In that sense, it’s not hard to draw a parallel between government’s exhortations then and, First Lady Michelle Obama’s current initiatives to dot the national culinary landscape with a few more wholesome vistas. But while more recent efforts to change American dietary patterns have revolved around suggestions such as swapping potato chips with kale chips, the direness of the Depression reduced public campaigns about food to humbler aims—providing basic sustenance and battling vitamin deficiencies—which were austerely championed by Eleanor Roosevelt. “In home economics, Eleanor found a way of thinking about food that was consistent with her values,” write Ziegelman and Coe. “Built on self-denial, scientific cookery not only dismissed pleasure as nonessential but also treated it as an impediment to healthy eating.”
Accordingly, ethnic foods with their (supposedly) hunger-triggering spices were vilified and considered “stimulants” along the lines of caffeine and so, in their stead came prune puddings, canned-meat stews, and dairy-heavy vegetable casseroles featuring America’s first fortified foods. And, though diminished by decades of culinary evolution, there are still vestiges of this old way of eating at tables across America. “Some of the wacky creations—the Jell-O salads, the cans of celery soup mixed with tuna fish and mashed potatoes—that’s maybe not happening here [in New York], but I think that’s very much alive more toward the middle of the country,” Ziegelman explained. (Indeed, in this month’s Atlantic cover story, President Barack Obama tells Ta-Nehisi Coates about coming across the familiar sight of “the same Jell-O mold that my grandmother served” when he enters the homes of white farmers and trade unionists.)
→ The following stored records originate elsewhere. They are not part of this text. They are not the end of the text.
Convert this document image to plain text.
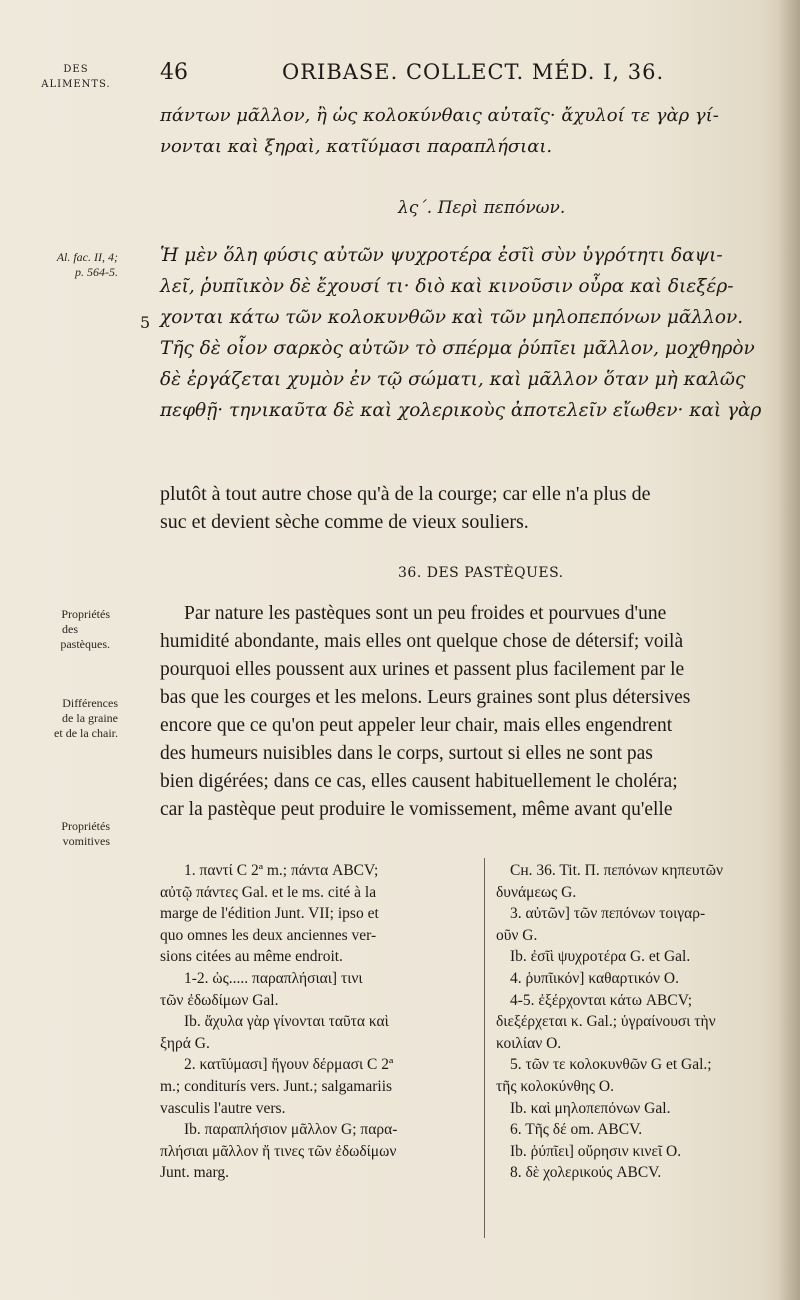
DES
ALIMENTS. 46	ORIBASE. COLLECT. MÉD. I, 36.
πάντων μᾶλλον, ἢ ὡς κολοκύνθαις αὐταῖς· ἄχυλοί τε γὰρ γί-
νονται καὶ ξηραὶ, κατῖύμασι παραπλήσιαι.
λς΄. Περὶ πεπόνων.
Al. fac. II, 4;
p. 564-5.
5
Ἡ μὲν ὅλη φύσις αὐτῶν ψυχροτέρα ἐσῖὶ σὺν ὑγρότητι δαψι-
λεῖ, ῥυπῖικὸν δὲ ἔχουσί τι· διὸ καὶ κινοῦσιν οὖρα καὶ διεξέρ-
χονται κάτω τῶν κολοκυνθῶν καὶ τῶν μηλοπεπόνων μᾶλλον.
Τῆς δὲ οἷον σαρκὸς αὐτῶν τὸ σπέρμα ῥύπῖει μᾶλλον, μοχθηρὸν
δὲ ἐργάζεται χυμὸν ἐν τῷ σώματι, καὶ μᾶλλον ὅταν μὴ καλῶς
πεφθῇ· τηνικαῦτα δὲ καὶ χολερικοὺς ἀποτελεῖν εἴωθεν· καὶ γὰρ
plutôt à tout autre chose qu'à de la courge; car elle n'a plus de
suc et devient sèche comme de vieux souliers.
36. DES PASTÈQUES.
Par nature les pastèques sont un peu froides et pourvues d'une
humidité abondante, mais elles ont quelque chose de détersif; voilà
pourquoi elles poussent aux urines et passent plus facilement par le
bas que les courges et les melons. Leurs graines sont plus détersives
encore que ce qu'on peut appeler leur chair, mais elles engendrent
des humeurs nuisibles dans le corps, surtout si elles ne sont pas
bien digérées; dans ce cas, elles causent habituellement le choléra;
car la pastèque peut produire le vomissement, même avant qu'elle
Propriétés
des
pastèques.
Différences
de la graine
et de la chair.
Propriétés
vomitives
1. παντί C 2ª m.; πάντα ABCV;
αὐτῷ πάντες Gal. et le ms. cité à la
marge de l'édition Junt. VII; ipso et
quo omnes les deux anciennes ver-
sions citées au même endroit.
1-2. ὡς..... παραπλήσιαι] τινι
τῶν ἐδωδίμων Gal.
Ib. ἄχυλα γὰρ γίνονται ταῦτα καὶ
ξηρά G.
2. κατῖύμασι] ἤγουν δέρμασι C 2ª
m.; conditurís vers. Junt.; salgamariis
vasculis l'autre vers.
Ib. παραπλήσιον μᾶλλον G; παρα-
πλήσιαι μᾶλλον ἤ τινες τῶν ἐδωδίμων
Junt. marg.
Cʜ. 36. Tit. Π. πεπόνων κηπευτῶν
δυνάμεως G.
3. αὐτῶν] τῶν πεπόνων τοιγαρ-
οῦν G.
Ib. ἐσῖὶ ψυχροτέρα G. et Gal.
4. ῥυπῖικόν] καθαρτικόν O.
4-5. ἐξέρχονται κάτω ABCV;
διεξέρχεται κ. Gal.; ὑγραίνουσι τὴν
κοιλίαν O.
5. τῶν τε κολοκυνθῶν G et Gal.;
τῆς κολοκύνθης O.
Ib. καὶ μηλοπεπόνων Gal.
6. Τῆς δέ om. ABCV.
Ib. ῥύπῖει] οὔρησιν κινεῖ O.
8. δὲ χολερικούς ABCV.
Beyond the science-driven fare and nutritionism of the Depression diet, American foodways were also reshaped by government projects that slowly pushed the United States toward recovery. “Before the Depression, America was not very well connected by roads and rails,” Coe explains. The New Deal-mandated creation of infrastructure—which also included power lines and electricity—would pull rural farm areas into larger food systems and eventually help deliver refrigerators to the masses. While canning and pickling and seasonal, farm-to-table meals may have recently come crashing back into vogue in the United States, it was these labor-intensive methods from which many households were seeking reprieve. “Farmers could now sell their produce at the nearest regional center where it would be distributed all across the country and, at the same time, they could now get out-of-season foods, canned foods, frozen foods, or fresh oranges from Florida or California all around the year,” says Coe.
Though it may seem like boom times for haute eating, there are resemblances, both subtle and obvious, between modern-day America and its Depression-era analogue. As Ziegelman explains, parents are still trying to sneak vegetables into their children’s food while the reign of nutrition bars and protein shakes might appear to be the souped-up descendents of the technology-enabled, basic-by-design fare of the 1930s. More urgently, hunger has returned. “As of 2014, the most recent year on record, 14 percent of all American households are not food secure,” Ned Resnikoff noted in The Atlantic back in July‚ a three-point bump from pre-Great Recession levels. “That’s approximately 17.4 million homes across the United States, populated with more than 48 million hungry people.” The relative inexpensiveness of food in the United States, which has long softened the blow of stagnant wages, may fall out of reach once again. And given how proposed spending cuts could be meted out by President-elect Trump and his administration, those numbers of hungry Americans seem destined to go up.